I’ve been driving around, working with clients, writing documents, getting us more work, taking care of my increasingly frail grandma, trying to keep the chaos at home to a dull roar and being emotionally supportive to the point that I feel burned up. I wanted to say “no” to everyone today. I don’t want to answer calls or respond to emails. I certainly didn’t want to comfort my grandma or work on my business partner’s project to help him finish or be supportive of David while he swoops in long enough to be supported and encouraged then disappears again to go help someone else. Anyone else but me. Because for whatever reason, me not having a good day only merits an, “I hope you feel better.”

Well shit, I hope I feel better too. It’d be nice if I didn’t have to do it alone…

Fat, Sick and In My Happy Place

I didn’t take the time to decompress the way I needed to so that I could fully embrace being here.

Y’all, my weight gain has hit a level that I finally had to notice. And I’m still congested and occasionally coughing. But I’m in the desert, the sky is clear, the temps are cool and warm and the air is wonderfully dry. Plus every color makes me happy. There is some good energy here.

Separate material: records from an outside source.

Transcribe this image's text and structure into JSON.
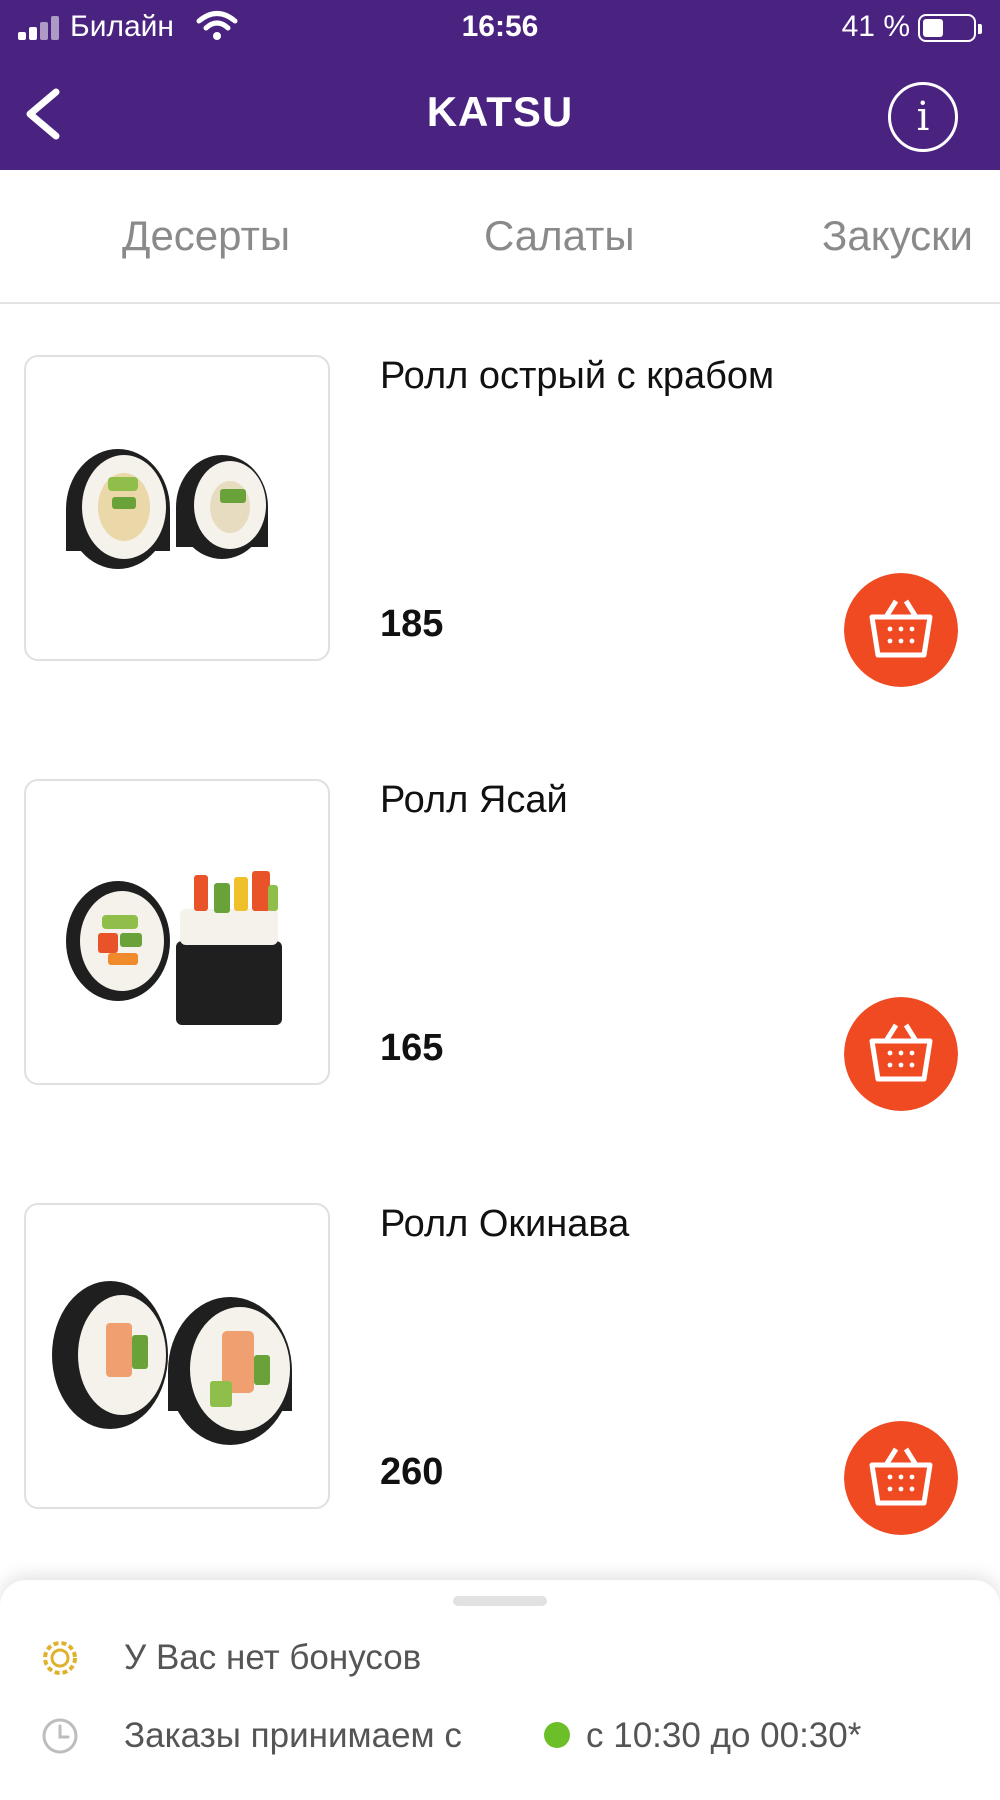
{
  "status_bar": {
    "carrier": "Билайн",
    "time": "16:56",
    "battery_percent": "41 %",
    "battery_level": 0.41
  },
  "header": {
    "title": "KATSU",
    "back_icon": "chevron-left-icon",
    "info_icon": "info-icon",
    "info_glyph": "i"
  },
  "tabs": [
    "Десерты",
    "Салаты",
    "Закуски"
  ],
  "products": [
    {
      "name": "Ролл острый с крабом",
      "price": "185"
    },
    {
      "name": "Ролл Ясай",
      "price": "165"
    },
    {
      "name": "Ролл Окинава",
      "price": "260"
    }
  ],
  "bottom_sheet": {
    "bonus_text": "У Вас нет бонусов",
    "hours_label": "Заказы принимаем с",
    "hours_value": "с 10:30 до 00:30*"
  },
  "colors": {
    "header_bg": "#4a2381",
    "cart_button": "#f04a23",
    "status_open": "#6dbf2a",
    "bonus_icon": "#e0b12c"
  }
}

And I’m not sure I’m open to it yet.

I ran around like a mad woman yesterday to get a project proposal delivered on time, then had lunch and a walk with David before I hit the airport. I didn’t take the time to decompress the way I needed to so that I could fully embrace being here. The negative stayed with me, the stress and the being sick with whatever the hell I have and the realization that I couldn’t avoid anymore, that I am feeling pretty fat.

It would be easier to enjoy rockin’ my body if I had the clothes for my larger size, but I am pushing the limits of what I own and this is not a time I want to shop for more. And it just doesn’t feel good. Not much feels good at the moment.

Ashley wrote a post-vacay post via Pressing reset (or maybe just pause) that covered it.

I didn’t take the time to get ready to vacay, so I’m spending the first part of it recognizing that and deciding what to do about it. Yes, let it go and all that, right? I have PTSD, so the fact that I am even able to think through and acknowledge all of this (I did run away, but still have to work today so am sitting in my friend’s office working away before we head out on a hike) while I still have obligations and responsibilities to fulfill.